Roberto preenche o vazio da sua vida, mas esquece de que Carolina não vem só, mas com uma família completa. Roberto nem pensou nisso, há muito tempo vivia só, por isso, resolveu dar uma chance para o amor, mesmo que ele viesse com companhia. Carolina se muda de mala e cuia; com crianças, cachorro, papagaio, e preenche aquele silêncio de catedral com o som de vida.

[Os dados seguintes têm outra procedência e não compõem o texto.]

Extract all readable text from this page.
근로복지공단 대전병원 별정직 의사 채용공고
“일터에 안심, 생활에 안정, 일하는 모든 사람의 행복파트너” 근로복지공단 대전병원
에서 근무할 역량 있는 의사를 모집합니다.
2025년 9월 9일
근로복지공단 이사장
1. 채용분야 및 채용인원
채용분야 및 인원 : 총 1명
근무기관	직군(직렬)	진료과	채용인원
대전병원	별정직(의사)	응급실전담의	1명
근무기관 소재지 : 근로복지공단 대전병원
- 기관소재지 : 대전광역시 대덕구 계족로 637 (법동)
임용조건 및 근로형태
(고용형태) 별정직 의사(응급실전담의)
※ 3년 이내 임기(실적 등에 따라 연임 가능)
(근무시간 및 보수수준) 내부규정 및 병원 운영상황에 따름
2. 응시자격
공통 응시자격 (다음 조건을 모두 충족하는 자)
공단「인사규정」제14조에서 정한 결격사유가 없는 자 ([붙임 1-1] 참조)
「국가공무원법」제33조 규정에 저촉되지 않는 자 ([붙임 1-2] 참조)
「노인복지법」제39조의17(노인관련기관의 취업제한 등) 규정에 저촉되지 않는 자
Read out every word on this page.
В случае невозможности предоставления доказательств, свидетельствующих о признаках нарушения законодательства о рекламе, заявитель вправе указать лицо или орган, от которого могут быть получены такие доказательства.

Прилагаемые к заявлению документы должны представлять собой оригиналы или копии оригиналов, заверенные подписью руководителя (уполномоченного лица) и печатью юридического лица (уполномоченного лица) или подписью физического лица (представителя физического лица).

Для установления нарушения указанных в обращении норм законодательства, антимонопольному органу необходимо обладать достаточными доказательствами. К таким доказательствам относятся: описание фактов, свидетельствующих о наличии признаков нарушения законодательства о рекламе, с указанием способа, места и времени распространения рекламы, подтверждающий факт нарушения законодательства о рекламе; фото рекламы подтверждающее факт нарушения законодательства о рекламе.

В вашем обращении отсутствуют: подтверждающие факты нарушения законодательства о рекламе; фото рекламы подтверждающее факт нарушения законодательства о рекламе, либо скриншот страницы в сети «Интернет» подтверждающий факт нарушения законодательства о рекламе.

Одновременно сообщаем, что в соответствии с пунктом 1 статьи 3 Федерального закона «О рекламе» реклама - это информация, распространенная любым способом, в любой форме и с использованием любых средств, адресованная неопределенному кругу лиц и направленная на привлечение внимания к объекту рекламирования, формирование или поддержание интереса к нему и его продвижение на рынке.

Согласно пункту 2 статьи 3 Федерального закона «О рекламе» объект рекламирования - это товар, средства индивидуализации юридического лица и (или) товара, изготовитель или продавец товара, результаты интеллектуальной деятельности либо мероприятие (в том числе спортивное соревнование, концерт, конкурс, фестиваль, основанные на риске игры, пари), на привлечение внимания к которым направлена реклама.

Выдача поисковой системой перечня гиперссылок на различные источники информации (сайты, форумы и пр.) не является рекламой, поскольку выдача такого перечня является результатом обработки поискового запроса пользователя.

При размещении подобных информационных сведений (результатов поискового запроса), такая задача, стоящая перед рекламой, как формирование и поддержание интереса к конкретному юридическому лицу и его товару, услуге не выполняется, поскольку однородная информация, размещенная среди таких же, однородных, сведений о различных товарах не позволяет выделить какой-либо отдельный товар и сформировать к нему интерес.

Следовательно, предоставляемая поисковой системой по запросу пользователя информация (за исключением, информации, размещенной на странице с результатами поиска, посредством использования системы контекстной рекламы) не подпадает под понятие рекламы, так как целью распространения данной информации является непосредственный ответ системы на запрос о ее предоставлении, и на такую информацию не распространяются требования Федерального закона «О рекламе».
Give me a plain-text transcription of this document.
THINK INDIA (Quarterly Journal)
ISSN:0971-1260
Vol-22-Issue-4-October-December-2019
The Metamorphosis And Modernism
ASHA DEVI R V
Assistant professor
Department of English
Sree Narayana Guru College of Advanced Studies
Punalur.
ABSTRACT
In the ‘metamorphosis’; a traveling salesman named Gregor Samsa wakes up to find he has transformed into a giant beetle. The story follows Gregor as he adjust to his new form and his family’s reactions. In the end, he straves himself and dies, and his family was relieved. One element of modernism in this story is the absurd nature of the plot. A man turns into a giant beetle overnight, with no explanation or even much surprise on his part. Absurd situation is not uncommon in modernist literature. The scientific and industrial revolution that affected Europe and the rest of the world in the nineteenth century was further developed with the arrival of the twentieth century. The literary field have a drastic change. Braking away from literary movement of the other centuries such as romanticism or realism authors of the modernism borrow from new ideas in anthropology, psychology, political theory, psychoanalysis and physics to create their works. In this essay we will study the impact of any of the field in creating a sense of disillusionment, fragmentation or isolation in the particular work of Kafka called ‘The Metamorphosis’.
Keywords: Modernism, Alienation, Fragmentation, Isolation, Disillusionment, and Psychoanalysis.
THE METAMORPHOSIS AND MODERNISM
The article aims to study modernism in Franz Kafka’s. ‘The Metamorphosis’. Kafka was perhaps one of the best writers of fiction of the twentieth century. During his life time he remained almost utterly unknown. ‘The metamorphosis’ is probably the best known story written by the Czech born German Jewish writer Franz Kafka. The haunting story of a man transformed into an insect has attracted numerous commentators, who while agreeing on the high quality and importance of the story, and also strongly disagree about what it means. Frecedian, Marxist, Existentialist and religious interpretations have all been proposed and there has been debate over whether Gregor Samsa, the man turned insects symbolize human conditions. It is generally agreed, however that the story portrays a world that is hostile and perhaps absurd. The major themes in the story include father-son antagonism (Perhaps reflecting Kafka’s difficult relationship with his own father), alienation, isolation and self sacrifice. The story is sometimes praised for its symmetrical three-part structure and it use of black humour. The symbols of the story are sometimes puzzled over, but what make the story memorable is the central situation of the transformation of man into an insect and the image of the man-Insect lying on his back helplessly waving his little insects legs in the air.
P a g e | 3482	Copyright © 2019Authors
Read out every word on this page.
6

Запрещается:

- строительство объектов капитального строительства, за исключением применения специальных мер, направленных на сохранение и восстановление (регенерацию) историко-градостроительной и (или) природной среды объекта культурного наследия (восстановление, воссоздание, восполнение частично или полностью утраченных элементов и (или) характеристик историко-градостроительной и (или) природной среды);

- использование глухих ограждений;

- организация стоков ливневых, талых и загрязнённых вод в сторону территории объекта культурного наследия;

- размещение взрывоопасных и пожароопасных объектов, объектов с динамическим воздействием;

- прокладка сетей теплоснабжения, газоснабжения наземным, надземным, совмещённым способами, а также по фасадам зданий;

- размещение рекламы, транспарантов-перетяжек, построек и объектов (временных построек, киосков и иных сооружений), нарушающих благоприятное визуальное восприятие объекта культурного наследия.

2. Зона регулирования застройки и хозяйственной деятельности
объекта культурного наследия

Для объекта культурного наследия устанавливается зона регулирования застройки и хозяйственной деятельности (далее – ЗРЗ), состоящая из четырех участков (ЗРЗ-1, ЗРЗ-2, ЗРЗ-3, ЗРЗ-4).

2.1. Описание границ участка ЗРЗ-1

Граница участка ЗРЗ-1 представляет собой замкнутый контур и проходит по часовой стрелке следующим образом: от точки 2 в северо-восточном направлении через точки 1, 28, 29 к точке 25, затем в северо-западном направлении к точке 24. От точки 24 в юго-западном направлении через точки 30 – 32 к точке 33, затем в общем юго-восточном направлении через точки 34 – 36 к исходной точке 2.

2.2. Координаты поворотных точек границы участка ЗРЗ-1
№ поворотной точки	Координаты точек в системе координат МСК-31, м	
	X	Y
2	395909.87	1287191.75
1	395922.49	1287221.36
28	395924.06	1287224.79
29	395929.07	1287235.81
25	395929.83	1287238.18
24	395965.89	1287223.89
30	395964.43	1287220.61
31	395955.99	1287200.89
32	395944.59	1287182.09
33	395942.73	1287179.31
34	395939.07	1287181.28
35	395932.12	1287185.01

Mas o que Roberto não esperava é que o som, depois de um determinado tempo, viraria barulho. As crianças correm pela casa e fazem da sala seu playground, enquanto os cachorros latem até fazer calo nas cordas vocais de Roberto, que gritava com tudo. Carolina coloca no micro system músicas que mais parecem berros. Roberto sentia-se cada vez mais incomodado em sua casa. Procura, às vezes, a solidão do banheiro, mas com criança em casa, até ali é impossível se sentir só.

Carolina, quando não coloca música nas alturas, grita com as crianças. Os cachorros latem até para a sombra e o papagaio não para de tentar falar; era demais para Roberto. Resolveu demorar mais na rua e procurar motivos para sair, mas aí as coisas pioram; as brigas homéricas varam noite adentro. Ele já não sabe mais o que fazer e vive preso dentro de uma euforia que lhe causa revolta. Roberto, então, grita sozinho no quarto, como quem quer desabafar:

- Eu não aguento mais!

Carolina não ouviu, pois está com o som nas alturas, enquanto as crianças brigam entre si e o papagaio tenta cantar e os cachorros latem. Roberto se desespera.

Meses passam e a balbúrdia só aumenta, e a solução para esse problema parece não existir. Roberto então pensou: tenho que pôr um fim nisso

Tudo! Num gesto tresloucado e desequilibrado compra “chumbinho” (veneno de rato) e coloca na comida que comeriam logo mais. Não deixou de colocar na ração dos cachorros, nem na do papagaio. Carolina serve o jantar e... Dentro de alguns minutos o silêncio retorna para aquela casa. Roberto calou, de vez, a euforia que tanto procurou, pois fim no que nunca deveria ter começado. Assiste impassível a morte de todos e depois se recolhe à sua solidão antiga. A solidão, talvez, seja a melhor companheira para quem só a conhece.